Buddhism first came to this country via the Theosophical Society founded in 1875 by Madame Blavatsky and Col. Olcott. They embraced Buddhism and sought to combine the spirituality of the East with the science of the West. They tried to create a unified version of Buddhism in the U.S., introducing some of the features of Christianity, but based on the Buddha’s teachings. Other Americans followed suit. Buddhism, particularly Zen, influenced the counter culture of the 50s whose leading representatives were Jack Kerouac, Gary Snyder, and Alan Watts. Buddhism has evolved in this country in a unique American way. There are more than 300 Buddhist temples in Los Angeles alone today. The Hsi Lai temple, built by Chinese Buddhists, is the largest Buddhist temple in the western hemisphere. There is pluralism within the ranks of Buddhism with Cambodian, Chinese, Japanese, Korean, Sri Lankan, Thai, Tibetan, and Vietnamese versions represented individually. The Vipassana movement, rooted in the Theravada practice of meditation, has become very popular since the 70s.
During the 1890s Muslims from the Middle East came to the U.S. for economic opportunities and settled in Massachusetts, North Dakota, Iowa, Michigan, and Seattle.

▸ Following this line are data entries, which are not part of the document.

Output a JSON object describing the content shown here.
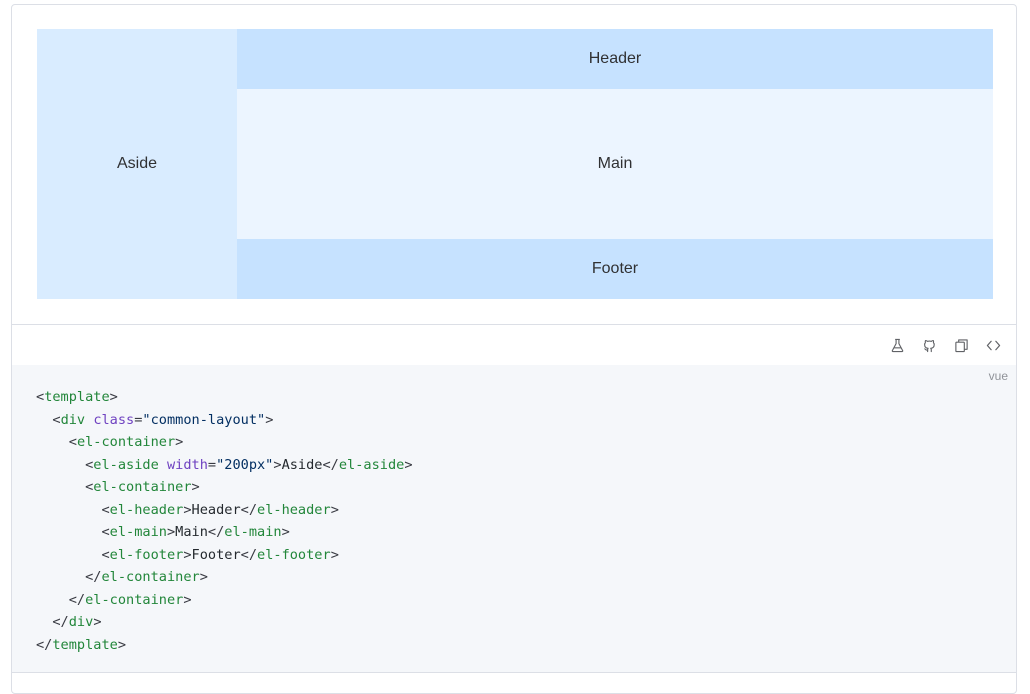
{
  "preview": {
    "aside": "Aside",
    "header": "Header",
    "main": "Main",
    "footer": "Footer",
    "colors": {
      "aside_bg": "#d9ecff",
      "header_footer_bg": "#c6e2ff",
      "main_bg": "#ecf5ff"
    }
  },
  "toolbar": {
    "icons": [
      "flask-icon",
      "github-icon",
      "copy-icon",
      "code-icon"
    ]
  },
  "code": {
    "language": "vue",
    "lines": [
      [
        [
          "p",
          "<"
        ],
        [
          "t",
          "template"
        ],
        [
          "p",
          ">"
        ]
      ],
      [
        [
          "s",
          "  "
        ],
        [
          "p",
          "<"
        ],
        [
          "t",
          "div"
        ],
        [
          "s",
          " "
        ],
        [
          "a",
          "class"
        ],
        [
          "p",
          "="
        ],
        [
          "v",
          "\"common-layout\""
        ],
        [
          "p",
          ">"
        ]
      ],
      [
        [
          "s",
          "    "
        ],
        [
          "p",
          "<"
        ],
        [
          "t",
          "el-container"
        ],
        [
          "p",
          ">"
        ]
      ],
      [
        [
          "s",
          "      "
        ],
        [
          "p",
          "<"
        ],
        [
          "t",
          "el-aside"
        ],
        [
          "s",
          " "
        ],
        [
          "a",
          "width"
        ],
        [
          "p",
          "="
        ],
        [
          "v",
          "\"200px\""
        ],
        [
          "p",
          ">"
        ],
        [
          "x",
          "Aside"
        ],
        [
          "p",
          "</"
        ],
        [
          "t",
          "el-aside"
        ],
        [
          "p",
          ">"
        ]
      ],
      [
        [
          "s",
          "      "
        ],
        [
          "p",
          "<"
        ],
        [
          "t",
          "el-container"
        ],
        [
          "p",
          ">"
        ]
      ],
      [
        [
          "s",
          "        "
        ],
        [
          "p",
          "<"
        ],
        [
          "t",
          "el-header"
        ],
        [
          "p",
          ">"
        ],
        [
          "x",
          "Header"
        ],
        [
          "p",
          "</"
        ],
        [
          "t",
          "el-header"
        ],
        [
          "p",
          ">"
        ]
      ],
      [
        [
          "s",
          "        "
        ],
        [
          "p",
          "<"
        ],
        [
          "t",
          "el-main"
        ],
        [
          "p",
          ">"
        ],
        [
          "x",
          "Main"
        ],
        [
          "p",
          "</"
        ],
        [
          "t",
          "el-main"
        ],
        [
          "p",
          ">"
        ]
      ],
      [
        [
          "s",
          "        "
        ],
        [
          "p",
          "<"
        ],
        [
          "t",
          "el-footer"
        ],
        [
          "p",
          ">"
        ],
        [
          "x",
          "Footer"
        ],
        [
          "p",
          "</"
        ],
        [
          "t",
          "el-footer"
        ],
        [
          "p",
          ">"
        ]
      ],
      [
        [
          "s",
          "      "
        ],
        [
          "p",
          "</"
        ],
        [
          "t",
          "el-container"
        ],
        [
          "p",
          ">"
        ]
      ],
      [
        [
          "s",
          "    "
        ],
        [
          "p",
          "</"
        ],
        [
          "t",
          "el-container"
        ],
        [
          "p",
          ">"
        ]
      ],
      [
        [
          "s",
          "  "
        ],
        [
          "p",
          "</"
        ],
        [
          "t",
          "div"
        ],
        [
          "p",
          ">"
        ]
      ],
      [
        [
          "p",
          "</"
        ],
        [
          "t",
          "template"
        ],
        [
          "p",
          ">"
        ]
      ]
    ]
  }
}
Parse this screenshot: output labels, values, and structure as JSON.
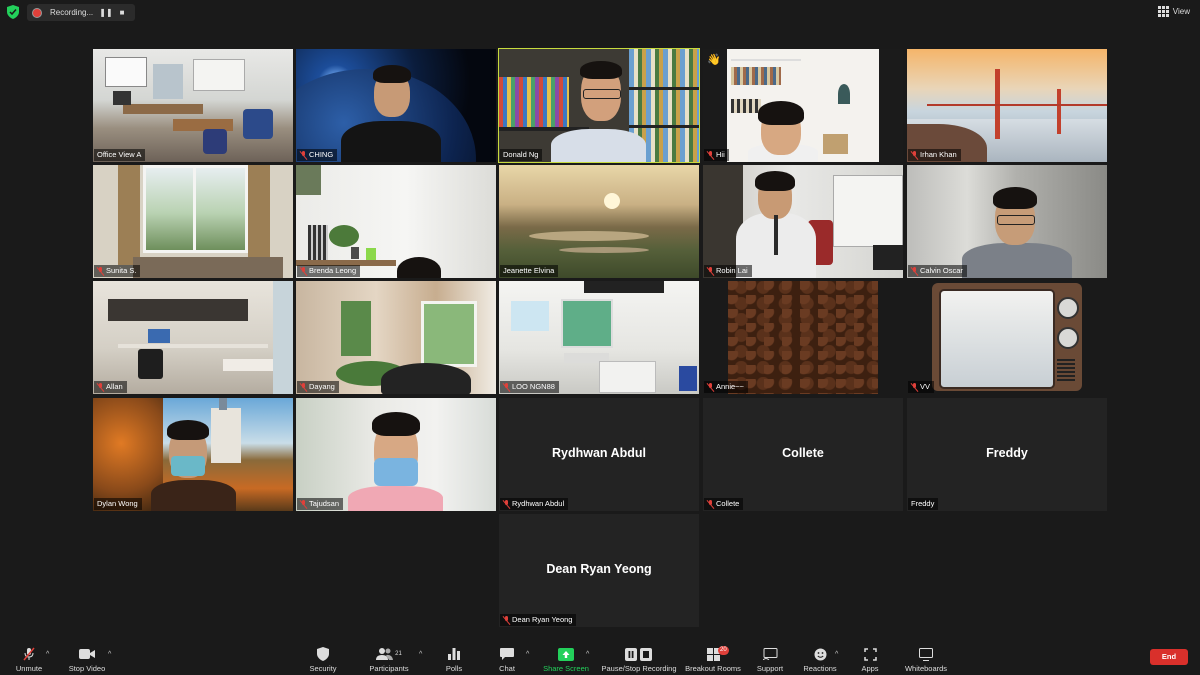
{
  "top_bar": {
    "recording_label": "Recording...",
    "pause_symbol": "❚❚",
    "stop_symbol": "■",
    "view_label": "View"
  },
  "participants": [
    {
      "name": "Office View A",
      "muted": false
    },
    {
      "name": "CHING",
      "muted": true
    },
    {
      "name": "Donald Ng",
      "muted": false
    },
    {
      "name": "Hii",
      "muted": true
    },
    {
      "name": "Irhan Khan",
      "muted": true
    },
    {
      "name": "Sunita S.",
      "muted": true
    },
    {
      "name": "Brenda Leong",
      "muted": true
    },
    {
      "name": "Jeanette Elvina",
      "muted": false
    },
    {
      "name": "Robin Lai",
      "muted": true
    },
    {
      "name": "Calvin Oscar",
      "muted": true
    },
    {
      "name": "Allan",
      "muted": true
    },
    {
      "name": "Dayang",
      "muted": true
    },
    {
      "name": "LOO NGN88",
      "muted": true
    },
    {
      "name": "Annie~~",
      "muted": true
    },
    {
      "name": "VV",
      "muted": true
    },
    {
      "name": "Dylan Wong",
      "muted": false
    },
    {
      "name": "Tajudsan",
      "muted": true
    },
    {
      "name": "Rydhwan Abdul",
      "muted": true,
      "display": "Rydhwan Abdul"
    },
    {
      "name": "Collete",
      "muted": true,
      "display": "Collete"
    },
    {
      "name": "Freddy",
      "muted": false,
      "display": "Freddy"
    },
    {
      "name": "Dean Ryan Yeong",
      "muted": true,
      "display": "Dean Ryan Yeong"
    }
  ],
  "hand_emoji": "👋",
  "toolbar": {
    "unmute": "Unmute",
    "stop_video": "Stop Video",
    "security": "Security",
    "participants": "Participants",
    "participants_count": "21",
    "polls": "Polls",
    "chat": "Chat",
    "share_screen": "Share Screen",
    "pause_stop_recording": "Pause/Stop Recording",
    "breakout_rooms": "Breakout Rooms",
    "breakout_badge": "20",
    "support": "Support",
    "reactions": "Reactions",
    "apps": "Apps",
    "whiteboards": "Whiteboards",
    "end": "End"
  },
  "colors": {
    "active_speaker": "#c7db3e",
    "share_green": "#23d05b",
    "end_red": "#d9302b",
    "muted_red": "#e0403a"
  }
}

One of the first mosques in North Dakota was erected in 1920 but was razed to the ground in 1948. The antipathy towards Muslims is rooted in the historical enmity between Islam and Christianity during the Middle Ages. In 1952, the Federation of Islamic Associations was formed to combat false and degrading propaganda against the Moslems. There is also the native tradition of Islam in the form of African-American Islam. The first group of African-American Muslims came to this country with the slave trade. Many of them were literate and could read and write Arabic. Steven Spielberg depicts these early Moslem slaves in the movie Amistad. Toni Morrison’s characters in Song of Solomon are drawn from these early African-American Muslims. In the 1930s, Elijah Mohamed founded the Nation of Islam. The movement inculcated discipline and self-respect among its members. Islam also provided an identity for African-Americans, since, according to Eck, Christianity had failed the blacks in America. Islam is not a monolithic tradition as it is wrongly conceived by non-Muslim America. There is enormous diversity among the Muslims: the Sunnis, the Shias, the Ahmadiyyas, the Bohras, the Nizaris, and the Ismailis, to name a few.
The followers of these religions have suffered persecution by mainstream America for a long time. The first response of most Americans to difference is suspicion followed by fear. There is a great deal of ignorance in America, says Eck, of the religious and cultural traditions of the rest of the world. The acceptance of religious diversity is the greatest challenge America faces in the new millennium. Diana Eck’s book is a fine guidebook for understanding the religions of the minorities, and respecting diversity as an enrichment of American democracy.
Lakshmi Mani is a National Endowment for the Humanities fellow.